D’autre part, j’avais déjà enregistré cinq disques. C’est alors que mon directeur artistique m’a dit que je n’avais plus rien à prouver au petit monde des "connaisseurs" ("entendidos"). Pour toucher le "grand public", il fallait autre chose. Il existait à l’époque un programme intitulé "Los cuarenta principales", une sorte de hit-parade. Et pour rivaliser avec Julio Iglesias, la taranta risquait de s’avérer peu efficace... Je suis rentré à la maison, et j’ai demandé à mon frère Isidro (Isidro Muñoz - NDR) de me jouer une rythmique de rumba sur deux accords. J’ai commencé à improviser, et au bout d’une demi-heure, j’avais mon futur "Caballo negro". C’est ainsi que je suis passé des centres culturels aux arènes, parce qu’il n’y avait pas de théâtres assez grands pour accueillir mon nouveau public. Avec le recul, je pense que les critiques sur cette nouvelle orientation de ma carrière étaient à la fois injustes et inappropriées.

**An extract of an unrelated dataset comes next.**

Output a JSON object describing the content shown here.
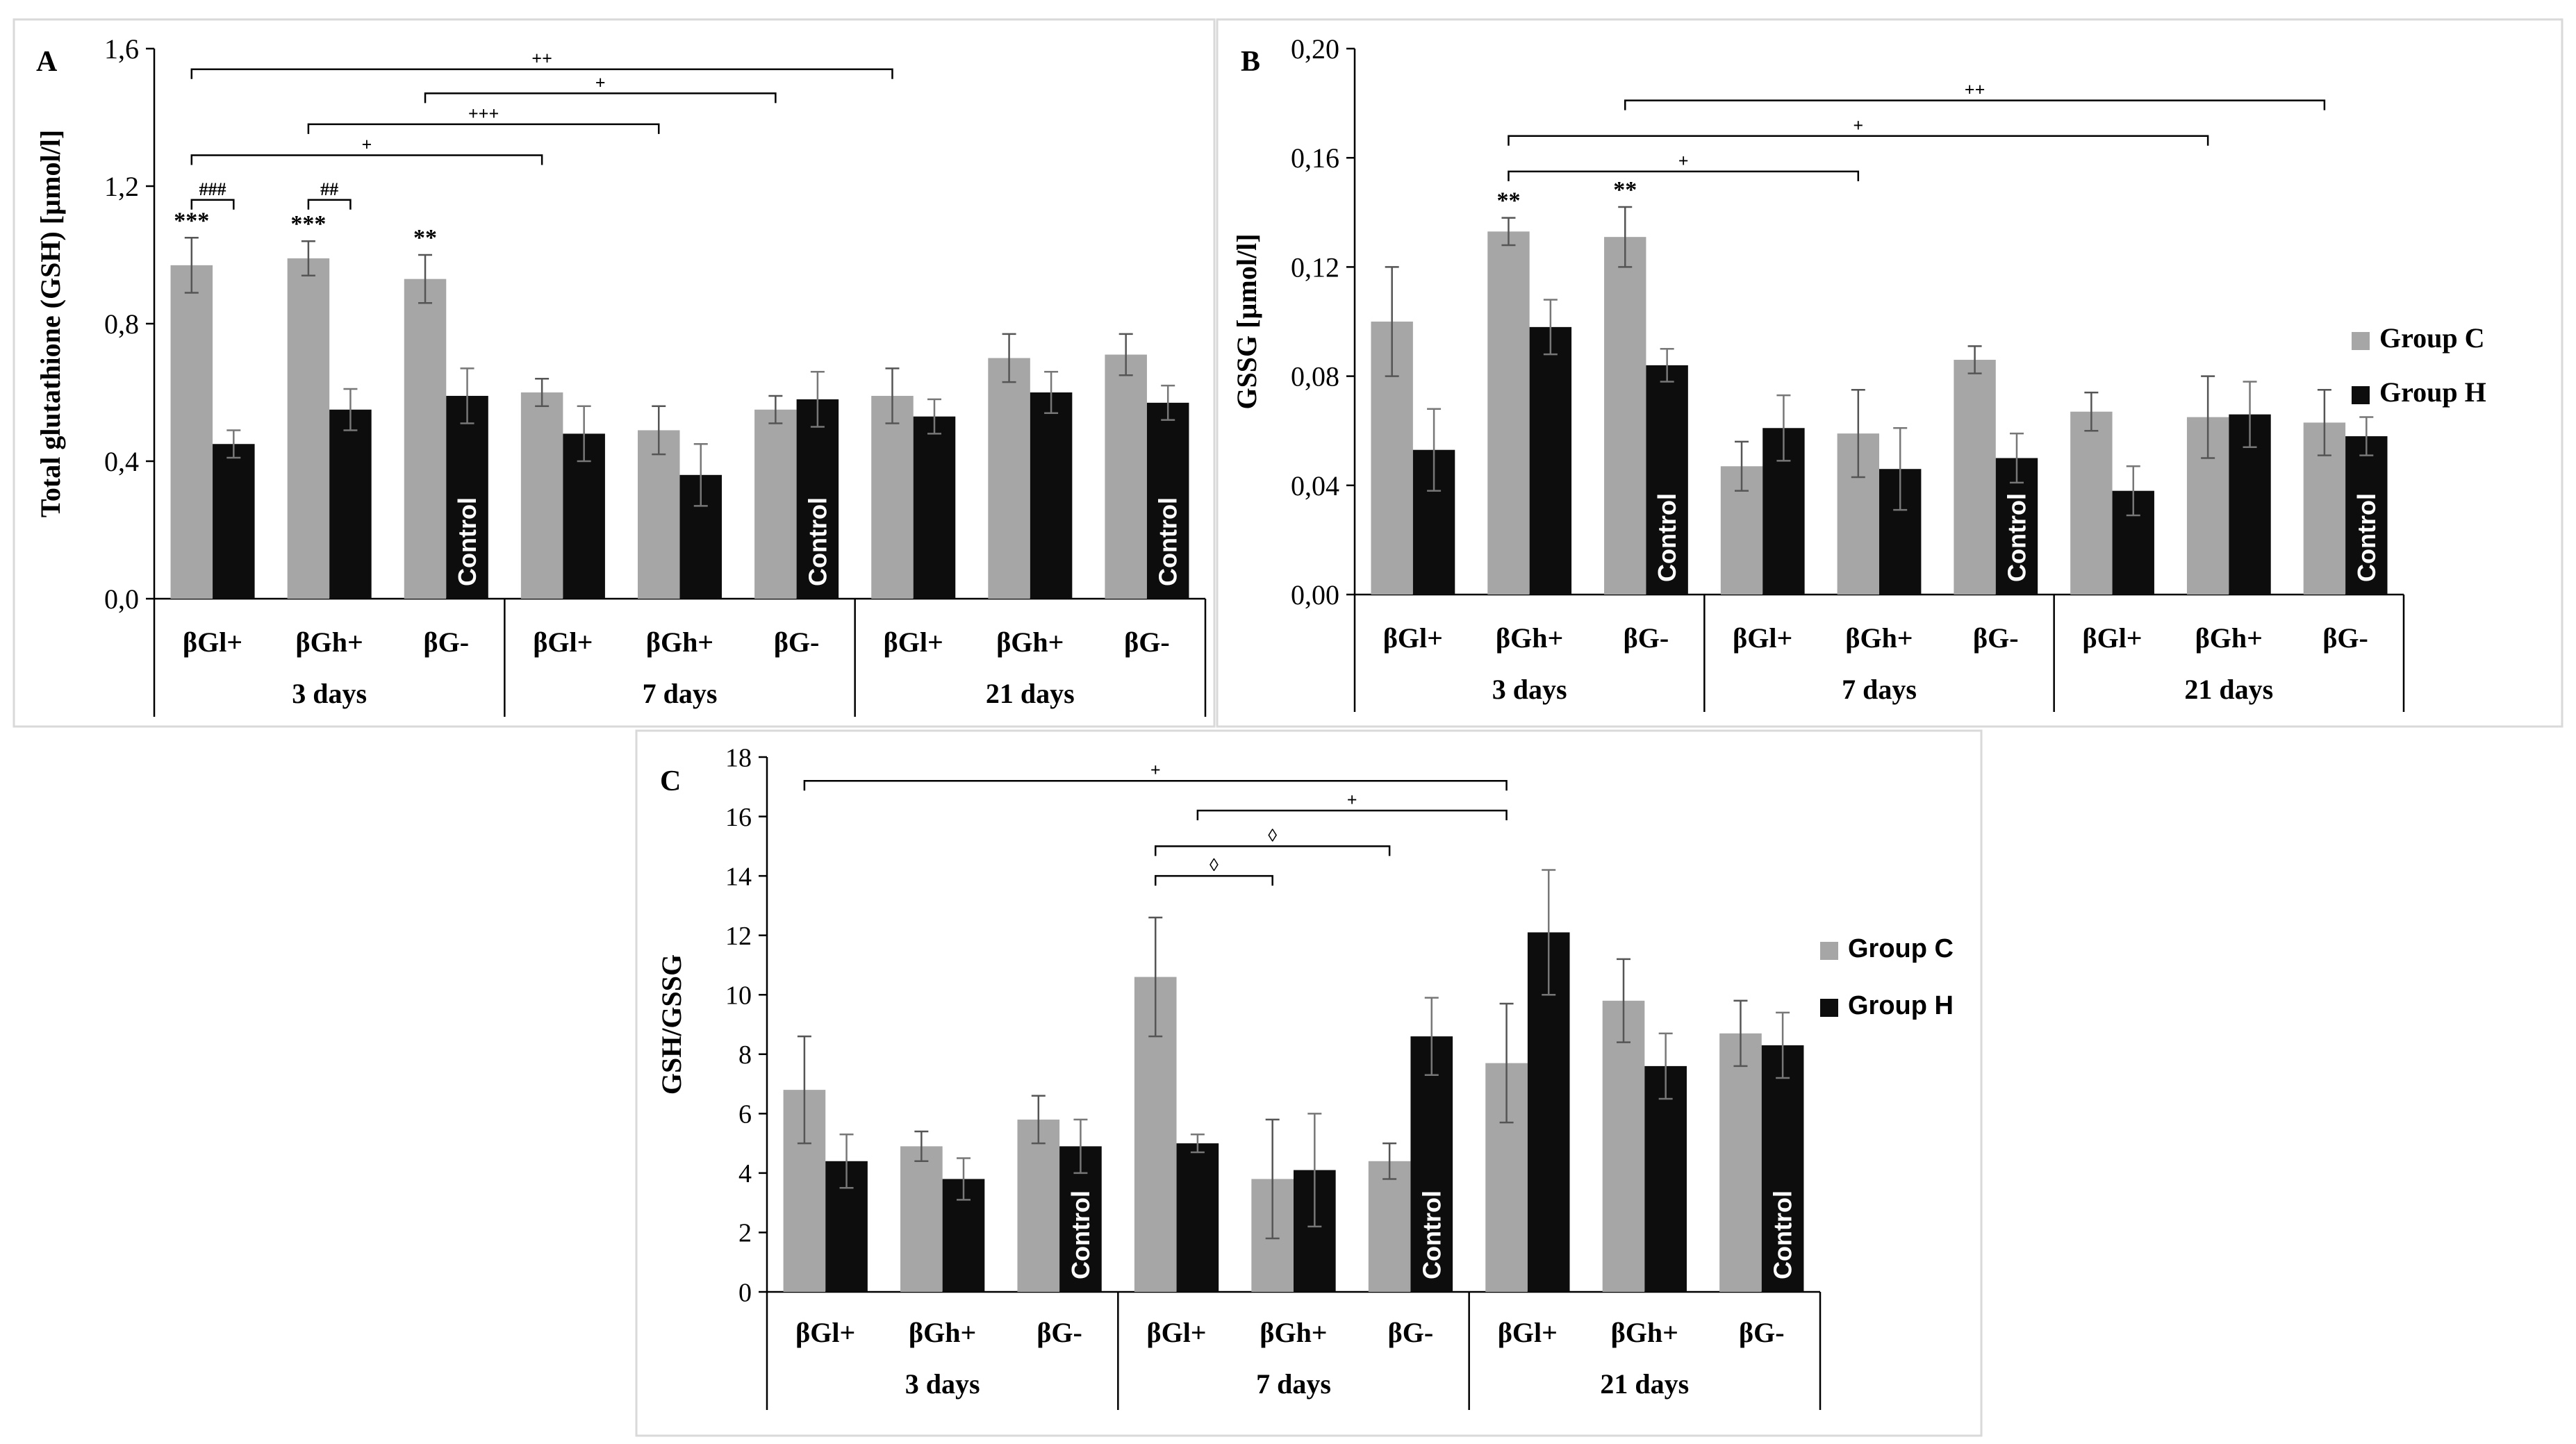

D’une part, parce que l’évolution d’un artiste dépend aussi des circonstances et du hasard. A un moment donné de ta carrière, tu ne sais évidemment pas ce qu’il va t’arriver ensuite professionnellement, ni quels défis esthétiques tu vas devoir relever. Ce sont les leçons que tu tires de tes nombreuses erreurs, et de tes rares réussites, qui te font progresser. D’autre part, iI n’y avait aucune démagogie dans cette démarche. "Caballo Negro" durait trois minutes et quelques, et je le réservais pour le bis. Au cours de mes concerts, j’ai pu vérifier que Ie "grand public" était parfaitement capable d’être touché par les soleares, siguiriyas, tarantas... qui constituaient l’essentiel de mes programmes, à condition toutefois de lui offrir l’occasion de les découvrir. Les gens aimaient tellement le reste qu‘il est arrivé qu’on ne me réclame même pas le fameux "Caballo negro". Il est d’ailleurs arrivé exactement la même chose à Paco de Lucía avec "Entre dos aguas". Évidemment, le risque était que les producteurs me demandent de répéter indéfiniment la même formule, pour vendre non seulement en Espagne, mais dans le monde entier. Pour la première fois dans son histoire, la guitare flamenca était "tendance", et la pression médiatique devenait très contraignante. Mais j’ai pu refuser, justement parce que mes ventes me plaçaient en position de force. J’ai continué à étudier la théorie musicale et l’orchestration, et j’ai commencé à composer des œuvres avec orchestre symphonique ("Fantasia para guitarra y orquesta", 1978 ; "Tauromagia", 1988 ; "Aljibe", 1992), avec des groupes de rock ("Al viento", 1982), et avec des formations de chambre ("Trebujena", 1984 ; "Testamento andalúz", 1985). Enfin, avec "Locura de brisa y trino" (2000), j’ai transposé le quatuor classique dans la formation instrumentale du flamenco traditionnel : chant, deux guitares, et percussions.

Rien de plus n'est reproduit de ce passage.